It hasn’t been the best quarter for TopBuild Corp. (NYSE:BLD) shareholders, since the share price has fallen 12% in that time. But that does not change the realty that the stock’s performance has been terrific, over five years. Indeed, the share price is up a whopping 427% in that time. Arguably, the recent fall is to be expected after such a strong rise. Of course what matters most is whether the business can improve itself sustainably, thus justifying a higher price.
There is no denying that markets are sometimes efficient, but prices do not always reflect underlying business performance. One way to examine how market sentiment has changed over time is to look at the interaction between a company’s share price and its earnings per share (EPS).
During five years of share price growth, TopBuild achieved compound earnings per share (EPS) growth of 26% per year. This EPS growth is slower than the share price growth of 39% per year, over the same period. This suggests that market participants hold the company in higher regard, these days. That’s not necessarily surprising considering the five-year track record of earnings growth.

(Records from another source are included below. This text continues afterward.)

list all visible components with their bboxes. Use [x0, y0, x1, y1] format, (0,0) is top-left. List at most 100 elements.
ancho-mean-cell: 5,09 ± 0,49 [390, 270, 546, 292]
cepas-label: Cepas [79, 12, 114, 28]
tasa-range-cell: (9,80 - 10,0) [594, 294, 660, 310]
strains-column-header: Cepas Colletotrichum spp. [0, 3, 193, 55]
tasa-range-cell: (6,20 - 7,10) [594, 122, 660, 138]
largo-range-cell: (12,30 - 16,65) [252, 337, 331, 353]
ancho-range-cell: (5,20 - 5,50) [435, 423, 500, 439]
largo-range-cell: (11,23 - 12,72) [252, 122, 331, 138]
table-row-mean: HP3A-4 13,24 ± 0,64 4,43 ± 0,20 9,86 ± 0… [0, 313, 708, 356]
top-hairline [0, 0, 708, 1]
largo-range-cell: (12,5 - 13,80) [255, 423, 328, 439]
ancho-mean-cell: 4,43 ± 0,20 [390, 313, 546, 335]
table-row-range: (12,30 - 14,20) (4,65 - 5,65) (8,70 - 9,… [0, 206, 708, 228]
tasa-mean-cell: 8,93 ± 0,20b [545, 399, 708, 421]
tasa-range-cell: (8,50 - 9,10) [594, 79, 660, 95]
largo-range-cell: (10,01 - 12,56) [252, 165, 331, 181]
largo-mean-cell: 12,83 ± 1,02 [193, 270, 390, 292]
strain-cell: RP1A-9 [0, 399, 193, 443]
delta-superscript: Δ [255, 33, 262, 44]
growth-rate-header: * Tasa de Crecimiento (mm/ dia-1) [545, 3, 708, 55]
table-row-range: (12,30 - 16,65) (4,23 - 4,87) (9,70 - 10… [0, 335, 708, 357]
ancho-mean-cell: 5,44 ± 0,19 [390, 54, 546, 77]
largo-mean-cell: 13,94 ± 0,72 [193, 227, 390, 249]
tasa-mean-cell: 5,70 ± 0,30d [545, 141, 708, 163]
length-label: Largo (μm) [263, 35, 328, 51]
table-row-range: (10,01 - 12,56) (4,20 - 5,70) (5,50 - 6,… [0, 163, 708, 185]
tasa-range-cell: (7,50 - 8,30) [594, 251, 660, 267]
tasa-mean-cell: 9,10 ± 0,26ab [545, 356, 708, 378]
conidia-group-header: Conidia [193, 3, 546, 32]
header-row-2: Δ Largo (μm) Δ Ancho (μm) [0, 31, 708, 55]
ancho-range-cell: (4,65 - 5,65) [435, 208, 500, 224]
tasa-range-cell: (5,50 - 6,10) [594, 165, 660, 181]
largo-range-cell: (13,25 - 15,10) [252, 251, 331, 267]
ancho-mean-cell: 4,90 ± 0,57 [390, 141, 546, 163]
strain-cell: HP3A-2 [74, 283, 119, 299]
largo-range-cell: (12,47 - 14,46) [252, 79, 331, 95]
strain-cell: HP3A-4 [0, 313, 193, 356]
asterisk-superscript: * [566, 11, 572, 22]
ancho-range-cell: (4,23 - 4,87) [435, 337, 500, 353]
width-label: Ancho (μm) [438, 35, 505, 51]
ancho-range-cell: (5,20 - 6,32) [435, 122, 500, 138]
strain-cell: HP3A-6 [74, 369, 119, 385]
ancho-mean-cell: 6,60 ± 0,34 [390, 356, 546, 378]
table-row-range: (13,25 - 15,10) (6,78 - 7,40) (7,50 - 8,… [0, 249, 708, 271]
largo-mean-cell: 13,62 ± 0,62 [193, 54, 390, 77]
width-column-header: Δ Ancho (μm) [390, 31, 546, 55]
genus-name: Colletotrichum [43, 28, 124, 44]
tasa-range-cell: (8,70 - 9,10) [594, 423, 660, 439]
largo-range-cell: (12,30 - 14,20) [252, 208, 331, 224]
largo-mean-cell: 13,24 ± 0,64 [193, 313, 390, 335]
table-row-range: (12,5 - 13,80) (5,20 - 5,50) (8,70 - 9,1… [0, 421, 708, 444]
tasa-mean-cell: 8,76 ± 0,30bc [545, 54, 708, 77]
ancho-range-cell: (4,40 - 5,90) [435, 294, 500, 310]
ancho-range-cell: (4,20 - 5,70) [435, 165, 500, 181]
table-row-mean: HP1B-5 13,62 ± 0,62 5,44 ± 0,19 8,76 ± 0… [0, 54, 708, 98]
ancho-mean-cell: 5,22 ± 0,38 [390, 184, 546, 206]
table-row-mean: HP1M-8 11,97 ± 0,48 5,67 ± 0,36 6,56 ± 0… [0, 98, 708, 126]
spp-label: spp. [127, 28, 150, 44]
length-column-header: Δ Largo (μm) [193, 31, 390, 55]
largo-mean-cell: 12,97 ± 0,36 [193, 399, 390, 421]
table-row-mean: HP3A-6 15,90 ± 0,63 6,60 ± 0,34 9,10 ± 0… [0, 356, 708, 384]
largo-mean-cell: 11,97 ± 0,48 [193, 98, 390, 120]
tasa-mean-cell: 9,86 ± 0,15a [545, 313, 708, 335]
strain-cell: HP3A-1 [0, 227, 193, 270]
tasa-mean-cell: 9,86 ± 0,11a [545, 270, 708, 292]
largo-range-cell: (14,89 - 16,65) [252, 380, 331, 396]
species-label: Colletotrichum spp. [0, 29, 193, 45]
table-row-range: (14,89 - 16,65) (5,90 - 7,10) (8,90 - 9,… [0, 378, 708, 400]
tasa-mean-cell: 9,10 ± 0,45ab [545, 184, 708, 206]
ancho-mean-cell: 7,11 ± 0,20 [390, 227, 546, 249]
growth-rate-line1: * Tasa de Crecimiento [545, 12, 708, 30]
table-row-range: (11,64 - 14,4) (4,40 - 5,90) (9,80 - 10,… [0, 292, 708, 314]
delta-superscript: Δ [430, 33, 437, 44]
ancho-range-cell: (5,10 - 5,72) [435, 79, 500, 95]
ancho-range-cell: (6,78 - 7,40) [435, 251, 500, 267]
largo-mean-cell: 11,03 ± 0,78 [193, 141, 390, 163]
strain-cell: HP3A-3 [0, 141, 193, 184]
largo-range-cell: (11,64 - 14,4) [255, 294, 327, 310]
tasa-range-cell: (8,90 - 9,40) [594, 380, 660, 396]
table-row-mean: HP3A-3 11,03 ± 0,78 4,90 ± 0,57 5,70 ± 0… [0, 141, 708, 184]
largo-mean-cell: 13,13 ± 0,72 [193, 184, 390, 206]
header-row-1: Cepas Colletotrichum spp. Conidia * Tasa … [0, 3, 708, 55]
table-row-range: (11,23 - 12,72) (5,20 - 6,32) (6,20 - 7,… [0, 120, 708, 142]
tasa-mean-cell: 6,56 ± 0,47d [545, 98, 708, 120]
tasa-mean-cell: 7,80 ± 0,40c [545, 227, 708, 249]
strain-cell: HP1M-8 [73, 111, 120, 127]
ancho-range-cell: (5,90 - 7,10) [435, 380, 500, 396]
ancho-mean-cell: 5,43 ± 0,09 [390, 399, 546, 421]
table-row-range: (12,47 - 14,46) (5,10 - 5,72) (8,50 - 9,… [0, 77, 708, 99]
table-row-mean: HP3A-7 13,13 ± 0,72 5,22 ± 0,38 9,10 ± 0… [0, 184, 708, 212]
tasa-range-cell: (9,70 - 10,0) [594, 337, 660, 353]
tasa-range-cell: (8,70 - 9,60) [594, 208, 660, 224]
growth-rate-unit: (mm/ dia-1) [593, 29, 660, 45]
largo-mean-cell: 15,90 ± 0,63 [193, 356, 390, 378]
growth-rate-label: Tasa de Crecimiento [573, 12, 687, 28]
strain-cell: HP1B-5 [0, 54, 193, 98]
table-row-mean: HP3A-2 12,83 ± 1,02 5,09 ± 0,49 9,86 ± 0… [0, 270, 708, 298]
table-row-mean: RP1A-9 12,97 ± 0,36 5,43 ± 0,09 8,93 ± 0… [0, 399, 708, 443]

You can see how EPS has changed over time in the image below (click on the chart to see the exact values).
We’re pleased to report that the CEO is remunerated more modestly than most CEOs at similarly capitalized companies. It’s always worth keeping an eye on CEO pay, but a more important question is whether the company will grow earnings throughout the years. It might be well worthwhile taking a look at our free report on TopBuild’s earnings, revenue and cash flow.
A Different Perspective
We’re pleased to report that TopBuild shareholders have received a total shareholder return of 59% over one year. That’s better than the annualised return of 39% over half a decade, implying that the company is doing better recently. Given the share price momentum remains strong, it might be worth taking a closer look at the stock, lest you miss an opportunity. It’s always interesting to track share price performance over the longer term. But to understand TopBuild better, we need to consider many other factors. Consider for instance, the ever-present spectre of investment risk. We’ve identified 2 warning signs with TopBuild , and understanding them should be part of your investment process.
But note: TopBuild may not be the best stock to buy. So take a peek at this free list of interesting companies with past earnings growth (and further growth forecast).
Please note, the market returns quoted in this article reflect the market weighted average returns of stocks that currently trade on US exchanges.
This article by Simply Wall St is general in nature. It does not constitute a recommendation to buy or sell any stock, and does not take account of your objectives, or your financial situation. We aim to bring you long-term focused analysis driven by fundamental data. Note that our analysis may not factor in the latest price-sensitive company announcements or qualitative material. Simply Wall St has no position in any stocks mentioned.